THE HAGUE, Netherlands (CN) — A senior militia leader charged with torturing political prisoners and keeping them in a hole under his office pleaded not guilty Monday to charges of war crimes and crimes against humanity. 

At the International Criminal Court, Mahamat Said Abdel Kani is facing seven charges of murder, torture and imprisonment for his role with the mostly Muslim Séléka militia groups during the Central African Republic’s ongoing civil war. 

The 52-year-old sat expressionless in a charcoal gray suit and light blue shirt as court staff spent half an hour reading out the charges against him. "I'm pleading not guilty to all charges and all situations," Said said in French. 

Prosecutors allege that, after Séléka groups ousted President François Bozizé in 2013, Said held a senior role at the Central Office for the Repression of Banditry, reporting directly to the minister of security. “To say they governed would be an insult to the English language,” chief prosecutor Karim Khan said in his opening statement Monday. 

Khan told The Hague-based court that Said oversaw a prison in the country’s capital Bangui. Khan showed a video of the detention compound, including a hole underneath Said’s office where he said prisoners were kept in “putrid conditions.” The prosecution team plans to have nine survivors of the facility testify. 

Anyone perceived as showing support for Bozizé was at risk for detention and torture, prosecutors say. Targets included the country’s Christian majority, but anyone who had worked for Bozizé’s government or simply lived in neighborhoods with Bozizé supporters was in danger. 

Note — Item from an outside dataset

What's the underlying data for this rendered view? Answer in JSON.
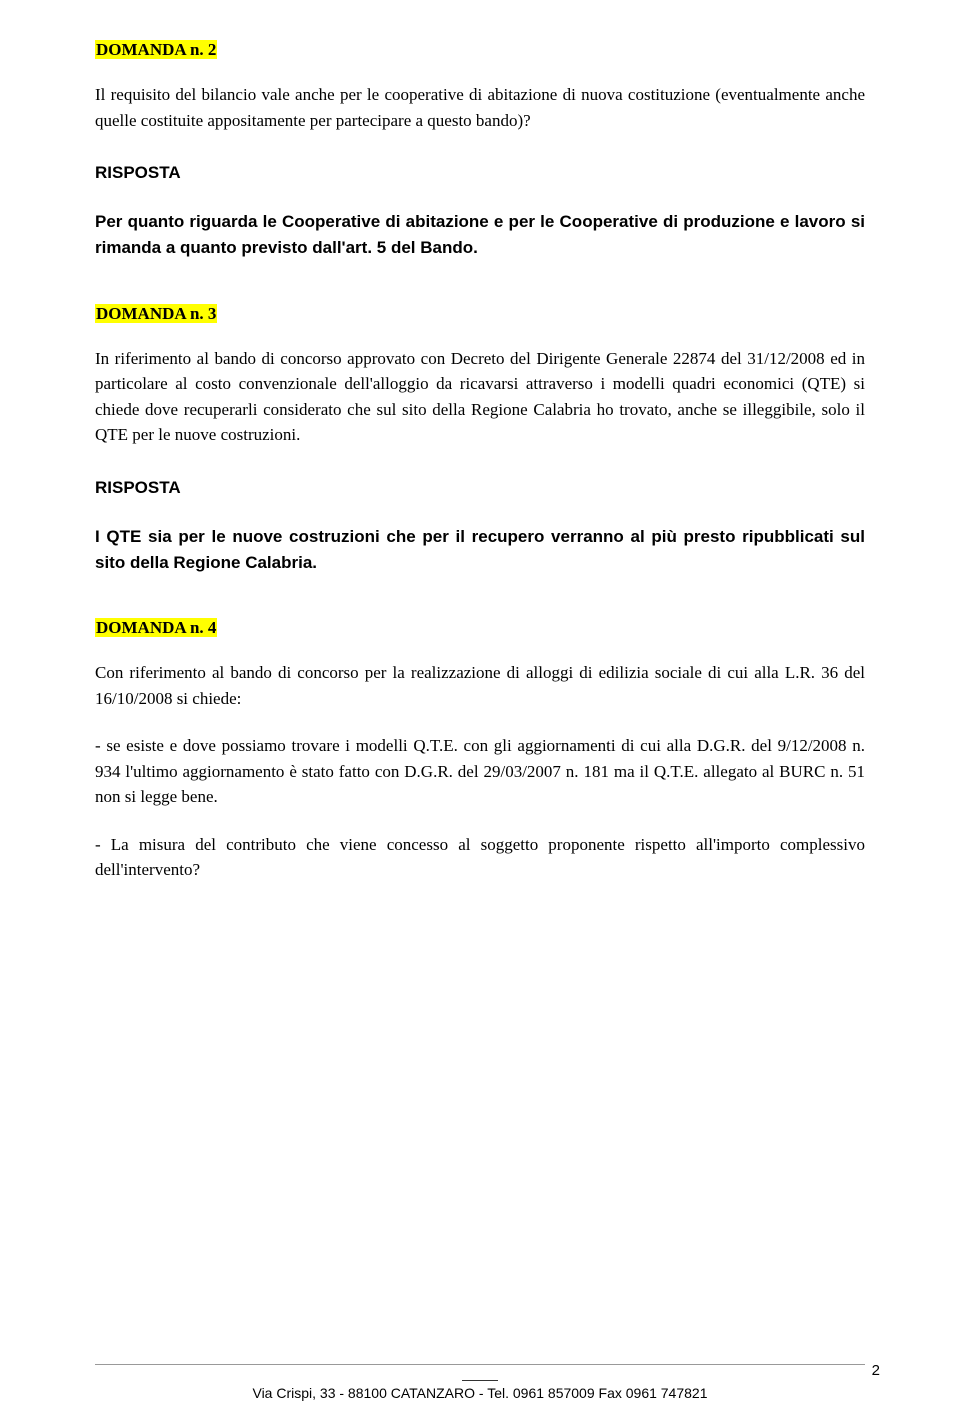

The trial marks the first time a Seleka leader has been on the docket. Last year marked the start of trials at the ICC for Alfred Yékatom and Patrice-Edouard Ngaïssona, leaders of two pro-Christian militias from the Central African Republic known as anti-Balaka.  

Since it gained its independence in 1960, the former French colony has had little stability. Bozizé came to power in a coup in 2003 but almost immediately, opposing forces took up arms against him, leading to the outbreak of the Central African Republic Bush War. A series of peace agreements were signed between 2007 and 2012, but Séléka forces had captured Bangui by 2013 and Bozizé fled to neighboring Cameroon. 

Authorities in the Central African Republic handed Said over to the court in 2021. The country's President Faustin-Archange Touadéra served under Bozizé but opposed his return from exile to stand in elections in 2020. Supporters of President Touadéra, who assumed office in 2016, include the Wagner Group, Russian mercenaries with a poor human rights record. 

The conflict has killed more than 5,000 people and left more than 1.1 million people displaced in a country of only 5 million.

“Victims have been waiting nine years for the start of this trial,” Khan said Monday. The ICC has advertised the opening of Said's trial in radio and television ads, in addition to taking out 30 billboards along roads in the country.